Several things quickly jump out: the design isn’t in the least derivative, but of all potential rivals it feels most comparable to a Porsche Cayenne or Infiniti FX, and both the strong overtones of F-type and the sense of length are striking. I’m also reminded of the first time I saw the Land Rover LRX, the concept that became Evoque – the C-X17 looks so right that it’s impossible to imagine it flopping.

But Callum will happily admit that this was far from an easy project. ‘It took longer than anticipated to get the silhouette right,’ he says as his latest creation rolls to a stop before us. ‘We couldn’t just borrow it off Land Rover, we’re more sinuous than that, and just a few millimetres can make such a difference. We had two or three attempts at it.’

Callum wanders around the CX-17, lingering over the F-type taillights and haunches, the Coke-bottle shape and ‘barrelled’ sides, pointing to headlights that are a development of XF and XJ, explaining that he felt no need to re-imagine the trademark front grille. But it’s the silhouette that he keeps coming back to. ‘We wanted a sense of length and speed,’ he says, swooping his hands along the flanks. ‘We wanted it to be exciting. You can sense the excitement of the proportions, even though it’s quite pragmatic.’

The concept’s abruptly truncated nose, he says, was always part of the plan, even on early sketches: ‘I wanted it to suggest the north/south engine and rear-wheel drive – Jaguar’s history.’ The production car would offer four- and six-cylinder engines along with rear- and all-wheel drive.

Callum describes how concept cars need to shout loud in noisy spaces, but that the gigantic 23-inch wheels are ‘far from inconceivable’, and that the glasshouse, while slim, is still possible ‘within real-world constraints’, that while the roofline is dramatic, it also helps with the aerodynamics – ‘you need to extend it as far as you can,’ he says.

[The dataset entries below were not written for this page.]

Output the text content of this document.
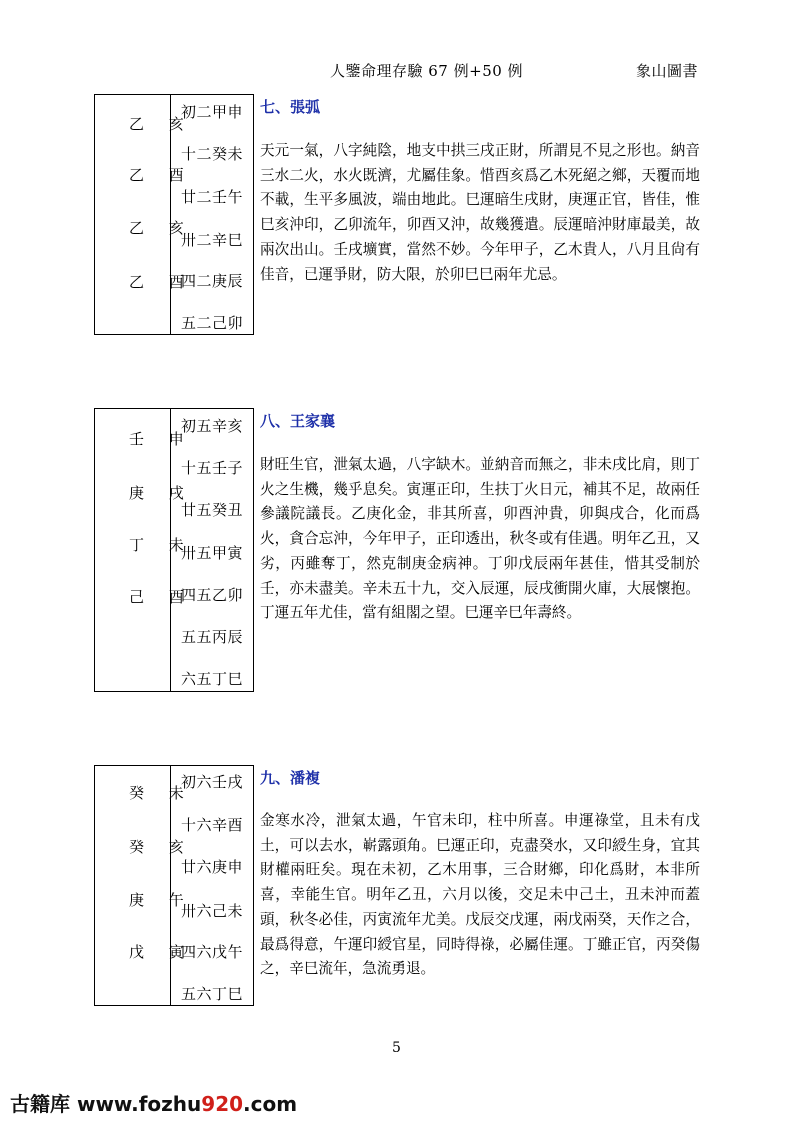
人鑒命理存驗 67 例+50 例	象山圖書
乙 亥
乙 酉
乙 亥
乙 酉
初二甲申
十二癸未
廿二壬午
卅二辛巳
四二庚辰
五二己卯
七、張弧
天元一氣，八字純陰，地支中拱三戌正財，所謂見不見之形也。納音三水二火，水火既濟，尤屬佳象。惜酉亥爲乙木死絕之鄉，天覆而地不載，生平多風波，端由地此。巳運暗生戌財，庚運正官，皆佳，惟巳亥沖印，乙卯流年，卯酉又沖，故幾獲遣。辰運暗沖財庫最美，故兩次出山。壬戌壙實，當然不妙。今年甲子，乙木貴人，八月且尙有佳音，已運爭財，防大限，於卯巳巳兩年尤忌。
壬 申
庚 戌
丁 未
己 酉
初五辛亥
十五壬子
廿五癸丑
卅五甲寅
四五乙卯
五五丙辰
六五丁巳
八、王家襄
財旺生官，泄氣太過，八字缺木。並納音而無之，非未戌比肩，則丁火之生機，幾乎息矣。寅運正印，生扶丁火日元，補其不足，故兩任參議院議長。乙庚化金，非其所喜，卯酉沖貴，卯與戌合，化而爲火，貪合忘沖，今年甲子，正印透出，秋冬或有佳遇。明年乙丑，又劣，丙雖奪丁，然克制庚金病神。丁卯戊辰兩年甚佳，惜其受制於壬，亦未盡美。辛未五十九，交入辰運，辰戌衝開火庫，大展懷抱。丁運五年尤佳，當有組閣之望。巳運辛巳年壽終。
癸 未
癸 亥
庚 午
戊 寅
初六壬戌
十六辛酉
廿六庚申
卅六己未
四六戊午
五六丁巳
九、潘複
金寒水冷，泄氣太過，午官未印，柱中所喜。申運祿堂，且未有戊土，可以去水，嶄露頭角。巳運正印，克盡癸水，又印綬生身，宜其財權兩旺矣。現在未初，乙木用事，三合財鄉，印化爲財，本非所喜，幸能生官。明年乙丑，六月以後，交足未中己土，丑未沖而蓋頭，秋冬必佳，丙寅流年尤美。戊辰交戊運，兩戊兩癸，天作之合，最爲得意，午運印綬官星，同時得祿，必屬佳運。丁雖正官，丙癸傷之，辛巳流年，急流勇退。
5
古籍库 www.fozhu920.com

‘We’ll have this eternal battle about the package and style, but if you have to take a bit of volume out of the interior to help the exterior, I’d say do it. If you want a car to take home something from B&Q every weekend, it’s not for you. But if you want to take the kids to school, have fun, maybe drive over a field, it is.’

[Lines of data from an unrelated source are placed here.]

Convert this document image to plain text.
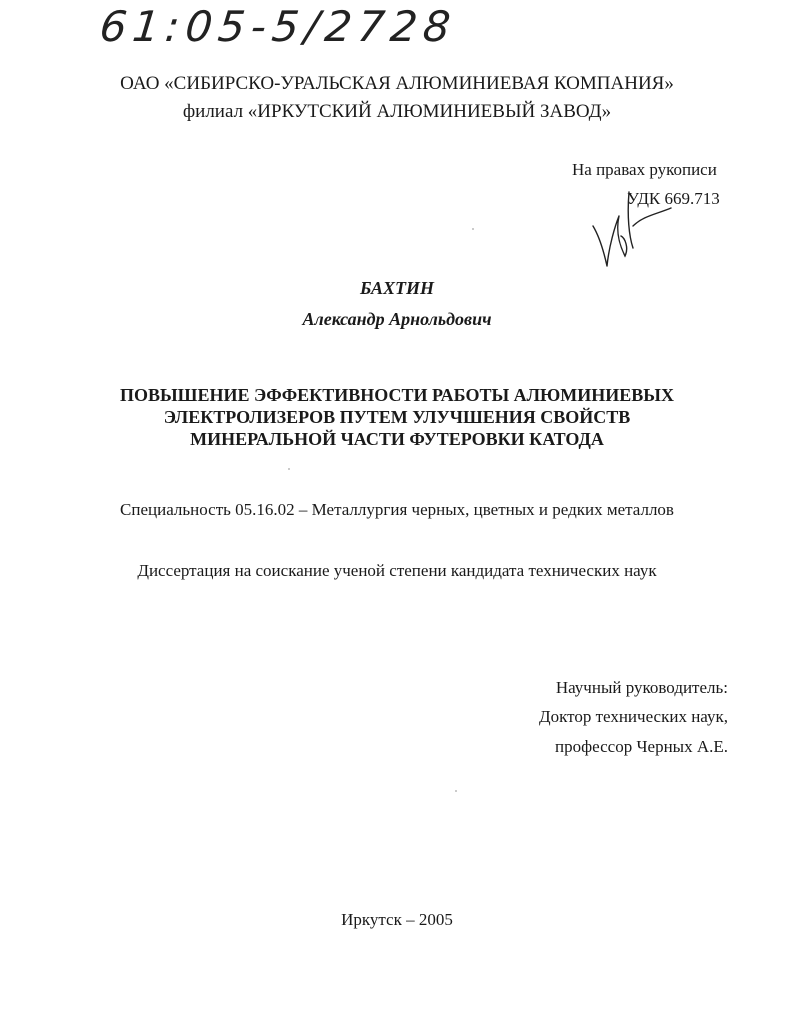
61:05-5/2728
ОАО «СИБИРСКО-УРАЛЬСКАЯ АЛЮМИНИЕВАЯ КОМПАНИЯ»
филиал «ИРКУТСКИЙ АЛЮМИНИЕВЫЙ ЗАВОД»
На правах рукописи
УДК 669.713
БАХТИН
Александр Арнольдович
ПОВЫШЕНИЕ ЭФФЕКТИВНОСТИ РАБОТЫ АЛЮМИНИЕВЫХ
ЭЛЕКТРОЛИЗЕРОВ ПУТЕМ УЛУЧШЕНИЯ СВОЙСТВ
МИНЕРАЛЬНОЙ ЧАСТИ ФУТЕРОВКИ КАТОДА
Специальность 05.16.02 – Металлургия черных, цветных и редких металлов
Диссертация на соискание ученой степени кандидата технических наук
Научный руководитель:
Доктор технических наук,
профессор Черных А.Е.
Иркутск – 2005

Despite Callum’s talk of real-world constraints, of not wanting to mislead people with concepts, and the camouflaged mules already spied testing, the official line is the usual one: that this is a concept car only, one that’s far from guaranteed for production. But while Jaguar was quite right to can the C-X75 supercar concept – those buyers want a V12, not a powerful, battery-boosted four, no matter how clever – it’d be madness to walk away from the open goal that is the C-X17.

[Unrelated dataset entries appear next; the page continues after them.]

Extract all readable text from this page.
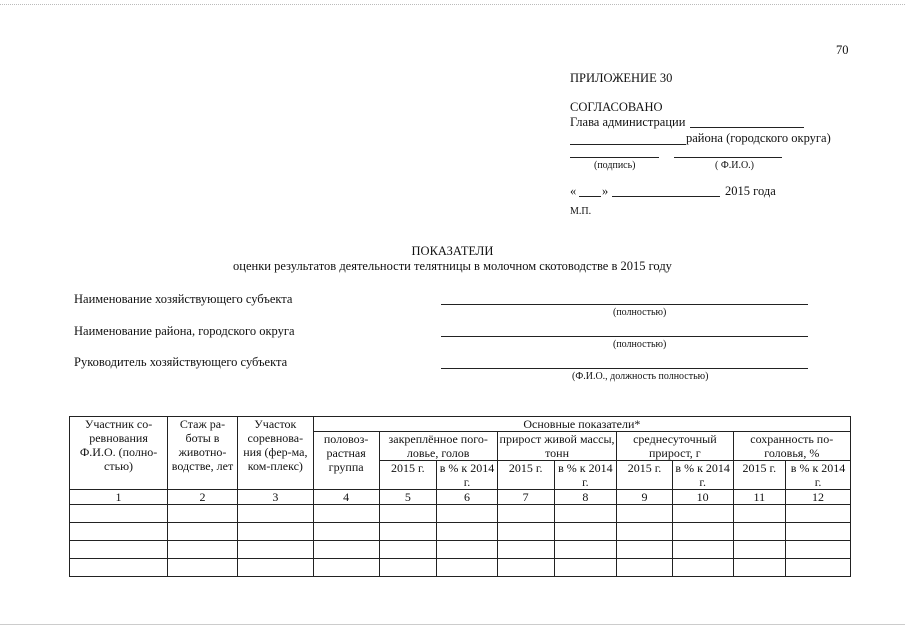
70
ПРИЛОЖЕНИЕ 30
СОГЛАСОВАНО
Глава администрации
района (городского округа)
(подпись)	( Ф.И.О.)
« »	2015 года
М.П.
ПОКАЗАТЕЛИ
оценки результатов деятельности телятницы в молочном скотоводстве в 2015 году
Наименование хозяйствующего субъекта
(полностью)
Наименование района, городского округа
(полностью)
Руководитель хозяйствующего субъекта
(Ф.И.О., должность полностью)
Участник со-ревнования Ф.И.О. (полно-стью)	Стаж ра-боты в животно-водстве, лет	Участок соревнова-ния (фер-ма, ком-плекс)	Основные показатели*								
			половоз-растная группа	закреплённое пого-ловье, голов		прирост живой массы, тонн		среднесуточный прирост, г		сохранность по-головья, %	
				2015 г.	в % к 2014 г.	2015 г.	в % к 2014 г.	2015 г.	в % к 2014 г.	2015 г.	в % к 2014 г.
1	2	3	4	5	6	7	8	9	10	11	12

And when it does officially, inevitably get the green light, it’ll need to be a world-class driver’s car. That’s where the modular iQ-Al aluminium platform comes in, Callum describing his crossover concept as ‘a book-end of what we could get out of this architecture’, a small sports car no doubt residing at the other end.

‘We have developed the expertise to build aluminium-intensive structures like no-one else does, then shared it with Land Rover,’ says vehicle-line director Kevin Stride. ‘No-one matches it now and iQ-Al will take it further. We started with a clean-sheet and asked ourselves, what are the attributes that we want in a class-leading, no-excuses Jag. It will have innovative technology, seductive design, intelligent design. The core of the architecture is the middle and front, and the double-wishbone front and multi-link rear suspension is a common concept, but it’s fully tuneable for every segment – it helps ride, refinement, steering precision and handling capability. IQ-Al is a toolbox, it’s fantastic.’

The design is there, the perfect platform seems to be there. Jag’s crossover is a done deal, no? ‘I don’t like to over-promise on concepts,’ smiles Callum. ‘That’s all I’ll say.’